Hangi taşı kaldırsanız, Trump’ın eski “baş stratejisti” Steve Bannon çıkıyor...
Dünyayı sarsan “Cambridge Analytica” (CA) skandalında da böyle oldu.
Skandalın baş figürü Steve Bannon çıktı.
2014-16’da CA’nın başkan yardımcılığını yaptığı gibi, Bannon’ın CA’nın kurucularından olduğu anlaşıldı.
Türkiye Doğan Grubu’nun satışı ile çoksesliliğe indirilen ölümcül darbeyle meşgul olduğundan, “Cambridge Analytica” gibi adı bile “uzak” yabancı bir skandalla ilgilenecek durumda değil. Ama biz ilgilenmesek de CA bizimle ilgileniyor. Gaipten bir ses olmak pahasına, ahtapot gibi dünyayı saran bu CA meselesinden söz etmek durumundayız.

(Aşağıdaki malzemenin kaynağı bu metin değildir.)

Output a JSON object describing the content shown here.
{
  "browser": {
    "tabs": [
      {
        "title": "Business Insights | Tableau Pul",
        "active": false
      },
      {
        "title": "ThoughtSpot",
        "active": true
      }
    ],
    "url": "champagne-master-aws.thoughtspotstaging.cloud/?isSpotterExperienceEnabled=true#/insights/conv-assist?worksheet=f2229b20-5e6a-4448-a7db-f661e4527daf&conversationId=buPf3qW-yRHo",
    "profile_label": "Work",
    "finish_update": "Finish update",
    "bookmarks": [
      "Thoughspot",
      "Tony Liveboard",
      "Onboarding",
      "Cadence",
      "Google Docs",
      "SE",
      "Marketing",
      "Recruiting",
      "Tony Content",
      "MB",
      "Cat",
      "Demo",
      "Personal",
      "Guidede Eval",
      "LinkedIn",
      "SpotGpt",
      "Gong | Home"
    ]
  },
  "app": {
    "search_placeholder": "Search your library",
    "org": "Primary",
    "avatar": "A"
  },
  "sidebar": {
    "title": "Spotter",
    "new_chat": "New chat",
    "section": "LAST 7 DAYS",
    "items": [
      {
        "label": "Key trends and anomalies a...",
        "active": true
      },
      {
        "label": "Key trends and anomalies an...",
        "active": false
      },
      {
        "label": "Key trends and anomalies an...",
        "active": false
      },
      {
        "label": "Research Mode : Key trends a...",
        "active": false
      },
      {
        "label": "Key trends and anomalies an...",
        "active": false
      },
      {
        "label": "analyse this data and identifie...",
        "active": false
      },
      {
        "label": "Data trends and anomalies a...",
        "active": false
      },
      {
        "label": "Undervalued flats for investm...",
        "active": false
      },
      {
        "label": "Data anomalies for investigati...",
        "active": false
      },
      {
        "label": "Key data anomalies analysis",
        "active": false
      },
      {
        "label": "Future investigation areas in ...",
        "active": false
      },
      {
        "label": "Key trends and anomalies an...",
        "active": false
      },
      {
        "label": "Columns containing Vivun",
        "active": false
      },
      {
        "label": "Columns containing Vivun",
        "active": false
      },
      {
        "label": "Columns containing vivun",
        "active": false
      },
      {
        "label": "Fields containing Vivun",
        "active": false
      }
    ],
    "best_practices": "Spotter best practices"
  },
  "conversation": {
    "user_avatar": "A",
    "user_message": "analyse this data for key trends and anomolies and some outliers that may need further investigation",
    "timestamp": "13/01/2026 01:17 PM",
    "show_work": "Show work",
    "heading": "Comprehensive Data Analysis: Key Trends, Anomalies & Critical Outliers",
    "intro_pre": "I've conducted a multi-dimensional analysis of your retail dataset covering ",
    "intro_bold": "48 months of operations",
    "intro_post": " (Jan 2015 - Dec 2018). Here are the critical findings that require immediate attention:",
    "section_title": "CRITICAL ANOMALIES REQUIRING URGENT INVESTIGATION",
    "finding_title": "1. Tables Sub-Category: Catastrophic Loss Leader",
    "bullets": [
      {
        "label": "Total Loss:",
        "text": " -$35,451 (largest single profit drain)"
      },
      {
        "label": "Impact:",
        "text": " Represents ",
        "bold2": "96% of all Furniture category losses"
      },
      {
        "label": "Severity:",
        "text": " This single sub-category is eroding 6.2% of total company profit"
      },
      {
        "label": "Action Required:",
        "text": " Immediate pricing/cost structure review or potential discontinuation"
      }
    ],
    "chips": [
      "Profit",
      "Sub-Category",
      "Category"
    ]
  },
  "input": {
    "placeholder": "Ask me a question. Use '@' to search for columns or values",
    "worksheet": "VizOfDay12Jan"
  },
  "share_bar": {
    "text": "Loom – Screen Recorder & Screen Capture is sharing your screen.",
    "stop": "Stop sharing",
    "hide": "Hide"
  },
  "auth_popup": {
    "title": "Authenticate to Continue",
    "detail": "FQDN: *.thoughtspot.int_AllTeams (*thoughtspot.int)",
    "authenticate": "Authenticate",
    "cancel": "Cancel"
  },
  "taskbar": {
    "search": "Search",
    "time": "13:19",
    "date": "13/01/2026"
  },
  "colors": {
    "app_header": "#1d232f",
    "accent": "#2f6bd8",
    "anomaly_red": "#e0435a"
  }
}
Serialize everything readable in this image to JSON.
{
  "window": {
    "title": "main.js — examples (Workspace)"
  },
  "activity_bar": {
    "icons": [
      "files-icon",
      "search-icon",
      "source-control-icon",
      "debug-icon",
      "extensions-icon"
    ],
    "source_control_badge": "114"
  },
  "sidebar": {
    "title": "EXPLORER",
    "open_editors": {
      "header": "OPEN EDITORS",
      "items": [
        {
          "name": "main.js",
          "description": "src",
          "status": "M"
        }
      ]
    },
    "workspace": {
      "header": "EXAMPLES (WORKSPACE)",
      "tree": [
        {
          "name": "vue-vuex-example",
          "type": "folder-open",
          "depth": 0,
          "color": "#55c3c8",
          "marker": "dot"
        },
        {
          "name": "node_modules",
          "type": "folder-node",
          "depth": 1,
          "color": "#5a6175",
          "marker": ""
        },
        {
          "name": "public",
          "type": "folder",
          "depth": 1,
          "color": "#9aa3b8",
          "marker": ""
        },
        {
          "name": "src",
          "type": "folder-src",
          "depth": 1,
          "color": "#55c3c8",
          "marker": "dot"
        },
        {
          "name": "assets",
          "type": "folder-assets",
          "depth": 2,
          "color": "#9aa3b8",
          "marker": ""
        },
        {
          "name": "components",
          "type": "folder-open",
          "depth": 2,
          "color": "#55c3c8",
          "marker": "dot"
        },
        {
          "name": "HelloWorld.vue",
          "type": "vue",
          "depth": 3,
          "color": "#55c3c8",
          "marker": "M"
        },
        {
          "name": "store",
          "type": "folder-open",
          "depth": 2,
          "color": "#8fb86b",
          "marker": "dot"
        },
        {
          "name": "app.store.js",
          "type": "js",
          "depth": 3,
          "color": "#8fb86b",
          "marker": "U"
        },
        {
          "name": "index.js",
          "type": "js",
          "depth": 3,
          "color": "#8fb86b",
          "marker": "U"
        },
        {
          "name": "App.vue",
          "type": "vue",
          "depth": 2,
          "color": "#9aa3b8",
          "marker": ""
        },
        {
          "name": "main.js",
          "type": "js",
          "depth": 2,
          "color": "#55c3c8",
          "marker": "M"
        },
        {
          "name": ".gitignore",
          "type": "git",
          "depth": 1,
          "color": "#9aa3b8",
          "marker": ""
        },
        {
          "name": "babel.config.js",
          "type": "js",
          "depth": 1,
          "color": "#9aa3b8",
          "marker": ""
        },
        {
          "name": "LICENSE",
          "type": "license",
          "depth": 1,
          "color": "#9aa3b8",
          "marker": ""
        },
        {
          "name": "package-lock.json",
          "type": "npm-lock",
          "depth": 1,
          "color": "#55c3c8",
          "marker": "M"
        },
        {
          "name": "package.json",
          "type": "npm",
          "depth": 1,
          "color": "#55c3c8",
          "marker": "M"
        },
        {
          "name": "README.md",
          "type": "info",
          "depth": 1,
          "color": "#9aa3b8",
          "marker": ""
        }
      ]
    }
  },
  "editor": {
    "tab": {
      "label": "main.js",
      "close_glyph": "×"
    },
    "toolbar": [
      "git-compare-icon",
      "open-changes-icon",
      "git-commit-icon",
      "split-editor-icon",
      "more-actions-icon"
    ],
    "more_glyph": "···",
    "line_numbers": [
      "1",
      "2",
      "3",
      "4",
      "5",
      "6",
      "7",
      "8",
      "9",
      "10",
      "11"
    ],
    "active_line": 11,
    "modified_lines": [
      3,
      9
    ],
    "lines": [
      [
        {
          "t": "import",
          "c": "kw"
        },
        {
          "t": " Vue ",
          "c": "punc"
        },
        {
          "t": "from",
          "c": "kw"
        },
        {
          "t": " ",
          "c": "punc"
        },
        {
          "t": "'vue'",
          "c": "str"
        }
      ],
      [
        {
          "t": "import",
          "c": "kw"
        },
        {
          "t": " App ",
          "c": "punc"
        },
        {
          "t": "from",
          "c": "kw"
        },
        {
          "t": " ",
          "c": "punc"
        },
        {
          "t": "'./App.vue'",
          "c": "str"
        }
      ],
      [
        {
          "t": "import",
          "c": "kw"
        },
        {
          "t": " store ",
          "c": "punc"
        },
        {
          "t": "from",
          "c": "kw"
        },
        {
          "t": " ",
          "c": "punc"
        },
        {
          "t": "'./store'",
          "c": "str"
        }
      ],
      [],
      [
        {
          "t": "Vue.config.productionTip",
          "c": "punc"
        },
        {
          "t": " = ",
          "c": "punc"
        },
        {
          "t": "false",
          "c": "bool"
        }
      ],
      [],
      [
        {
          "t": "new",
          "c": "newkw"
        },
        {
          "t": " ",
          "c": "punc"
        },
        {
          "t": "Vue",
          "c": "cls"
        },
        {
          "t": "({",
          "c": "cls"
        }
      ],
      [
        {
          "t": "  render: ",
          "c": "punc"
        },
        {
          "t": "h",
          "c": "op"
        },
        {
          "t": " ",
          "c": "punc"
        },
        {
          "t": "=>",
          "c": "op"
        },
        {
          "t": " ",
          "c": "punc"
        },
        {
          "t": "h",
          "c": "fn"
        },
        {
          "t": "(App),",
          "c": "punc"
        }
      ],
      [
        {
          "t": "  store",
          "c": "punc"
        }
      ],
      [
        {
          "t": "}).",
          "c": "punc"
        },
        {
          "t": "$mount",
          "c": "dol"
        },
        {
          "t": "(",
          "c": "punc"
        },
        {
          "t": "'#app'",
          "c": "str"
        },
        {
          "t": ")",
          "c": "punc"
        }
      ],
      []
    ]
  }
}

Demokrasilerin Frankeştaynlaşması
CA, içleri boşalan, ideolojik referanslarını ve temsili niteliklerini yitiren demokrasilerin Frankeştaynlaşmasının son noktası.
Siyasi bir danışmanlık şirketi olarak kurulan CA, adı dahi Orwell’in siyasi kurgu romanlarından ödünç alınmış gibi duran “Stratejik İletişim Laboratuvarları/Strategic Communication Laboratories-SCL” isimli bir şirketin yan kolu olarak 5 yıl önce faaliyete geçmiş.
Seçim olan ülkelerde siyasi danışmanlık hizmeti veren şirket, Nijerya, Kenya, Çek Cumhuriyeti, Hindistan’da çalışmış. Ama en büyük namı, son ABD seçimlerinde Trump ve Brexit’te kıl payı kazanılan zaferleri belirleyerek elde etmiş.
Basından izleyebildiğimiz kadarıyla CA’nın Türkiye ile de bağlantıları var. 2019’un kader seçimi öncesinde bizden de iki parti CA ile temas kurmuş. İçlerinden biri bu şirketle anlaşmış!
Vaktiyle nasıl siyasi partiler “reklam şirketleri” ile iş yapıyorlardı ise, bugün, bu işbirliğini “siyasi danışmanlık hizmeti” veren şirketlerle kotarıyorlar. CA da şimdi bu hizmeti sağlayan ve mantar örneği gibi çoğalan bu şirketler arasında (Trump, Brexit zaferleri nedeniyle) en tanınanı oluyor.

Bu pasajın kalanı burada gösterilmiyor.